In the Dog House

Children - Picture Book
40 Pages
Reviewed on 09/22/2017
Buy on Amazon

This author participates in the Readers' Favorite Free Book Program, which is open to all readers and is completely free. The author will provide you with a free copy of their book in exchange for an honest review. You and the author will discuss what sites you will post your review to and what kind of copy of the book you would like to receive (eBook, PDF, Word, paperback, etc.). To begin, click the purple email icon to send this author a private email.

Author Biography

J.R.Poulter is the author of 50+ Books both traditionally published and now indie published under Word Wings. a former senior librarian and senior eeducator who onc worked in a circus! As J.R.McRae she also writes literary poetry, YA. And general readership novels and is an artist.

    Book Review

Reviewed by Fiona Ingram for Readers' Favorite

In the Dog House by J.R. Poulter is a rambunctious tale for young readers about an odd family, but in fact, as one reads on, it’s not such an odd family at all. There’s Uncle Murgatroyd, Pop, his Aussie nephew, Ma and young BC (Bang Crash, for obvious reasons!). They all live at Gaul Stones, a crumbling family pile. Uncle Murgatroyd is irate and for good reason. An inherited suit of armour, worn by an illustrious ancestor at the battle of Bog’Nall, is not only stuffed with lolly-papers, but it’s now on fire because someone has used it as an ash tray. Mayhem ensues as family members try to put the fire out. They don’t have to go far to find the culprit. Chip (a pipe smoker!) and his wife, Berga, Pop’s “rellies” from Down Under have not only ensconced themselves in the house, but seem to have already outstayed their welcome. How can the family get rid of these unwelcome guests? Putting them in the attic for the night seems to be the answer. However, the attic is already occupied by an inhabitant that doesn’t take kindly to Chip and Berga. Interestingly, nature takes its course in the way only Mother Nature can…

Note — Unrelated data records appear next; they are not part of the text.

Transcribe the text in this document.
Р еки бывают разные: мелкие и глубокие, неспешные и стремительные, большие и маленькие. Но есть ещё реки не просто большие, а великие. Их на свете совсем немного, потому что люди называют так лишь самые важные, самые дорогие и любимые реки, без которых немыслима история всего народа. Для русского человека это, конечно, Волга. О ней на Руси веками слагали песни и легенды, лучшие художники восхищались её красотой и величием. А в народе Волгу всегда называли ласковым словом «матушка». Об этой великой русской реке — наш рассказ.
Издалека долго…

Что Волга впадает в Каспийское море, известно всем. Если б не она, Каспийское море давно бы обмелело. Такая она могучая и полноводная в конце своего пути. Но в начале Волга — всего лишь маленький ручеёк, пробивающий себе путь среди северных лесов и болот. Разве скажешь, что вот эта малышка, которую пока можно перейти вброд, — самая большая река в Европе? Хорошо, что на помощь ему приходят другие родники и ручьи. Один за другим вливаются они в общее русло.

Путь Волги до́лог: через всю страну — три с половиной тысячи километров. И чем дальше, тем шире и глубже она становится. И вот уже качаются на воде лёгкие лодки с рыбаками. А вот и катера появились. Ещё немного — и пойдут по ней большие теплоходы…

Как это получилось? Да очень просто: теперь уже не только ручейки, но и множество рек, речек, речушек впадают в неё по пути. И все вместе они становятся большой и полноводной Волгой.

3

Illustrations by Terry Hand make the story come alive, in fact, almost so far as to leap off the pages. Large fonts every now and again for emphasis on actions are the kind of thing that young readers will love in this comic book style layout. The illustrations make one think of Gaul Stones as a kind of Fawlty Towers with a lot of ‘fawlty’ antics and upheaval. This story is all about action and each page is vibrant, energetic, and captivating. There’s a lot for youngsters to enjoy. I loved BC’s bookshelf with his interest in mummies and pyramids. The dinner table fiasco as Pog (Chip's dog, Pog, who had been banished to the old outhouse/'dog house') takes a flying leap to get at the “something yumshous” (Ma’s Spaghetti Bolognaise) is wonderfully chaotic and is a visual feast in itself. Young readers will love this story and the style of action contained in the illustrations and text. This is the kind of story that boys who are not keen on reading will love.